Gaza Strip | António Guterres has never seen a worse situation

(United Nations) António Guterres said Monday that the UN had offered to monitor any ceasefire in the Gaza Strip and demanded an end to the worst death toll and destruction he has seen in more than seven years in office.


The secretary-general said in an interview with The Associated Press that it was unrealistic to think the U.N. could play a role in the future of the Gaza Strip, either by administering the territory or providing a peacekeeping force, because Israel was unlikely to accept a U.N. role.

Mr. Gutteres, however, indicated that “the UN will be available to support any ceasefire.” Since 1948, the UN has had a military monitoring mission in the Middle East, known as UNTSO.

“For our part, this was one of the hypotheses that we put on the table,” noted António Guterres.

“Of course, we will be ready to do whatever the international community asks of us,” he said. “The question is whether the parties would accept it, and particularly whether Israel would accept it.”

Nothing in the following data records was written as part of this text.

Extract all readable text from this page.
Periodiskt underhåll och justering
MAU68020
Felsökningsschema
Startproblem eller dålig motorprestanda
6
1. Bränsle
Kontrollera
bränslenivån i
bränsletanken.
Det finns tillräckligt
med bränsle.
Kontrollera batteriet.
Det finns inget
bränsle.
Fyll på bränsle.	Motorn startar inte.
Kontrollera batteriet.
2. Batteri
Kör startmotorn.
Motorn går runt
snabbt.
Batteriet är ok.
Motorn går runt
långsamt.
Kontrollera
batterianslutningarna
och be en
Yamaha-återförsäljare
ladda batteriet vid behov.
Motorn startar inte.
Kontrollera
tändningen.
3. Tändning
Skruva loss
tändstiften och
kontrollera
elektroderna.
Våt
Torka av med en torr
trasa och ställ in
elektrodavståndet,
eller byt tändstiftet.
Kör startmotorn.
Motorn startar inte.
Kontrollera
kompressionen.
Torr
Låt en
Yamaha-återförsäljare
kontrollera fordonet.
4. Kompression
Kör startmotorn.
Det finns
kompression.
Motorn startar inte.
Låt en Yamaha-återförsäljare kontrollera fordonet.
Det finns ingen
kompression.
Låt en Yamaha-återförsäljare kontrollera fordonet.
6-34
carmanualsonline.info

Israel’s military assault on the Gaza Strip, triggered by Hamas attacks in southern Israel on October 7, has lasted 11 months, with recent ceasefire talks inconclusive and violence in the West Bank reaching new heights.

Stressing the urgency of an immediate ceasefire, Mr. Guterres said: “The level of suffering we are witnessing in Gaza is unprecedented in my tenure as Secretary-General of the United Nations. I have never seen such a level of death and destruction as we are seeing in Gaza in recent months.”

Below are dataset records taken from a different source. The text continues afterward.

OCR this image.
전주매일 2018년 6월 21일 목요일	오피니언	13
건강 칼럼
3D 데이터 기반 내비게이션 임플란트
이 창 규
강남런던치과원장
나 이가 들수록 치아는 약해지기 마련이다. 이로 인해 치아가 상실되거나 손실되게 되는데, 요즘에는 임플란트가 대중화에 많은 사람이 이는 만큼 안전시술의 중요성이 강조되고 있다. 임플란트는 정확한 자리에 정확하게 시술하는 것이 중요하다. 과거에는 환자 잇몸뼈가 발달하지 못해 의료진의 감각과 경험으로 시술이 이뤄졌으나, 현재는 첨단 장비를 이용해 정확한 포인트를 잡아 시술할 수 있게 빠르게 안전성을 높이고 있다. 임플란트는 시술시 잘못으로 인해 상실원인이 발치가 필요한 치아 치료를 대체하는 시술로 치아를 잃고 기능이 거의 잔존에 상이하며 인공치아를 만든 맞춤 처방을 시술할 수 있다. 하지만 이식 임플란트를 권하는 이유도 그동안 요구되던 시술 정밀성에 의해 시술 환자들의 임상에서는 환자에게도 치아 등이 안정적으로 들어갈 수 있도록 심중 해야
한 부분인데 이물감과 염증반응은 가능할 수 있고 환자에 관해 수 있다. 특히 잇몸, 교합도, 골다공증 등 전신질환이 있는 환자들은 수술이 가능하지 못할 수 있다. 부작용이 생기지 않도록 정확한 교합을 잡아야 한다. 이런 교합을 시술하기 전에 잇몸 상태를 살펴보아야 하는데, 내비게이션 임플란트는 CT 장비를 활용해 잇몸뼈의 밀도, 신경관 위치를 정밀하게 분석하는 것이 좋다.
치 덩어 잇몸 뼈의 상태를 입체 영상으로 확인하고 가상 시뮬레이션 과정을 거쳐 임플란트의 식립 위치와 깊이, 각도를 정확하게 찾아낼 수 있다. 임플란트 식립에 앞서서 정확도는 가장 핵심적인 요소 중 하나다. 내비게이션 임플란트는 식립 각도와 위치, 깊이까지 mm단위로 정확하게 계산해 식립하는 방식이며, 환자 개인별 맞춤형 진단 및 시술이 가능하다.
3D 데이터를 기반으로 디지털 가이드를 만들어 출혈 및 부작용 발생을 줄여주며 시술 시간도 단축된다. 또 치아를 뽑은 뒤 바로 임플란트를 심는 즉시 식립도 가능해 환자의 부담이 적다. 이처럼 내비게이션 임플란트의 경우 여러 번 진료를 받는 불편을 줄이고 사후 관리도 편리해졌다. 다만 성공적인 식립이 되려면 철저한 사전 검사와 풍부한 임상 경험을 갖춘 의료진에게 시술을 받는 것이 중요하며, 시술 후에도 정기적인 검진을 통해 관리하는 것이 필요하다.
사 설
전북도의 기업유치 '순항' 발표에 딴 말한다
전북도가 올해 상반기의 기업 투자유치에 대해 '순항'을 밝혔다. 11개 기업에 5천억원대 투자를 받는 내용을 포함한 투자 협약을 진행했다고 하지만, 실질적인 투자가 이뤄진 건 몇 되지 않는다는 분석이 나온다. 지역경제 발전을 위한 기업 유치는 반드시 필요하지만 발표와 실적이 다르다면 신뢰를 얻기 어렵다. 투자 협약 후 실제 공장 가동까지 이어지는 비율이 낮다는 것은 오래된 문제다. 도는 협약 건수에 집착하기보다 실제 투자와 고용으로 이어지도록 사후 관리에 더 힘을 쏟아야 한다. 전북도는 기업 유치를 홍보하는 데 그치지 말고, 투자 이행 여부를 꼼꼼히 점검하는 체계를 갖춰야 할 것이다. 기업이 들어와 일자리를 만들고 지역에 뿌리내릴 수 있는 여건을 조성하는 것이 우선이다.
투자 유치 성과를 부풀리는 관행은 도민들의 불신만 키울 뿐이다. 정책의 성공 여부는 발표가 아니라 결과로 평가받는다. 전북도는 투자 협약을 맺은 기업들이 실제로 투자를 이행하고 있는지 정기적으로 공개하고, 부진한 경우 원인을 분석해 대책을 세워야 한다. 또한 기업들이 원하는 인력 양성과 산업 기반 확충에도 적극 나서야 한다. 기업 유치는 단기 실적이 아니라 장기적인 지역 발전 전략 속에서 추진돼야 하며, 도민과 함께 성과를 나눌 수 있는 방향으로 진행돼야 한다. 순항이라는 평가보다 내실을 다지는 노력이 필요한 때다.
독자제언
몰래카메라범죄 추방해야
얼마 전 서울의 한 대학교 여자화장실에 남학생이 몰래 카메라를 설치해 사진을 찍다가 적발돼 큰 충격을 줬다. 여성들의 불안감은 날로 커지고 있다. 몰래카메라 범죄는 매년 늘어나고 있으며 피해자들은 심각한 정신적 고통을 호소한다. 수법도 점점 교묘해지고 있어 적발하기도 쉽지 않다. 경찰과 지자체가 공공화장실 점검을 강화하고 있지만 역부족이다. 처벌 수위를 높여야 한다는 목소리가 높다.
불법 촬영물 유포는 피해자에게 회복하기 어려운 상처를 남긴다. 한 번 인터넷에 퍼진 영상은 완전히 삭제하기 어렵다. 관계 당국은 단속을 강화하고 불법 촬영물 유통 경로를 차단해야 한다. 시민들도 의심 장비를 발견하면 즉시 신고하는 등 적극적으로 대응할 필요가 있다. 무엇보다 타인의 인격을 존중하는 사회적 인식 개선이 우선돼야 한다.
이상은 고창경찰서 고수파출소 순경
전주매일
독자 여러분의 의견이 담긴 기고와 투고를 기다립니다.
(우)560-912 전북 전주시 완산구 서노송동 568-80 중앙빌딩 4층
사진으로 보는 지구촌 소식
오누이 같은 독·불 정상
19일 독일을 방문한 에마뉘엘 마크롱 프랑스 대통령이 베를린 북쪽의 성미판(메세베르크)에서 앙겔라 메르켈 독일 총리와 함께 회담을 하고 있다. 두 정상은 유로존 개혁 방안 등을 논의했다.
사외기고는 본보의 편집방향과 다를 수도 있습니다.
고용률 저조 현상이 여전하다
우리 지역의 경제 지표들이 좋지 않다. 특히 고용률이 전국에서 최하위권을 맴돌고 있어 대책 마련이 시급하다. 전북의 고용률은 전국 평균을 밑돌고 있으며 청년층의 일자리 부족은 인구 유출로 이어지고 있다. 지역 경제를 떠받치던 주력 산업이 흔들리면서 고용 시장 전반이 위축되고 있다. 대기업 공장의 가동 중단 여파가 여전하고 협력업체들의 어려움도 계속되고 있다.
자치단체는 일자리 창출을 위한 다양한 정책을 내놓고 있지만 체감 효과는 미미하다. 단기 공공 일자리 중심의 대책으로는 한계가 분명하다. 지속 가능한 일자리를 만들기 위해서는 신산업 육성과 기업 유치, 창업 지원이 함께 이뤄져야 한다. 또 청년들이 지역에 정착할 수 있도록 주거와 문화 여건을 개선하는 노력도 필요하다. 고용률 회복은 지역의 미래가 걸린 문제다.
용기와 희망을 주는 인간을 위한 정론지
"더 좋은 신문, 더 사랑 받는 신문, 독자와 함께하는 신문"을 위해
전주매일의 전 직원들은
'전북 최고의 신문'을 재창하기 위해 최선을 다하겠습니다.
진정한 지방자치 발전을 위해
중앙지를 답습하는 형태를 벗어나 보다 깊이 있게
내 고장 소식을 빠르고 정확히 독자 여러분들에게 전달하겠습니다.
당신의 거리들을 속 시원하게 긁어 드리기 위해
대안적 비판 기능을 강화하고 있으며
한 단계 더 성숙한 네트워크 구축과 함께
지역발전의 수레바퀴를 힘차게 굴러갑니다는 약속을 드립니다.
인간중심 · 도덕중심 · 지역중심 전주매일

According to the Gaza Health Ministry, the war has killed more than 40,900 Palestinians. The toll does not distinguish between combatants and civilians in its count. The war has caused widespread destruction and displaced, often multiple times, about 90 percent of Gaza’s population of 2.3 million.

Israeli Prime Minister Benjamin Netanyahu and his government have accused the UN of being anti-Israeli and have sharply criticized the UN’s humanitarian operations in the Gaza Strip. Faced with protests at home and growing urgency from allies, Netanyahu has rebuffed pressure for a ceasefire deal and said “no one is going to lecture me.”

Beyond a ceasefire, Mr. Guterres stressed that a two-state solution to the decades-old Israeli-Palestinian conflict is not only viable, but “it is the only solution.”

The United States and other countries support the creation of a Palestinian state, but Mr Netanyahu, who leads the most conservative government in Israel’s history, has opposed calls for a two-state solution.

Mr Guterres asked rhetorically whether the alternative was viable.

“That means you have 5 million Palestinians living there without any right to a state,” he said. “Is that possible? Can we accept an idea similar to the one we had in South Africa in the past?”

He was referring to South Africa’s apartheid system from 1948 until the early 1990s, when its minority white population marginalized and segregated people of color, particularly black people.

“I don’t think two peoples can live together if they are not on the basis of equality and if they are not on the basis of mutual respect for their rights,” Mr. Guterres said. “So the two-state solution is, in my view, a necessity if we want to achieve peace in the Middle East.”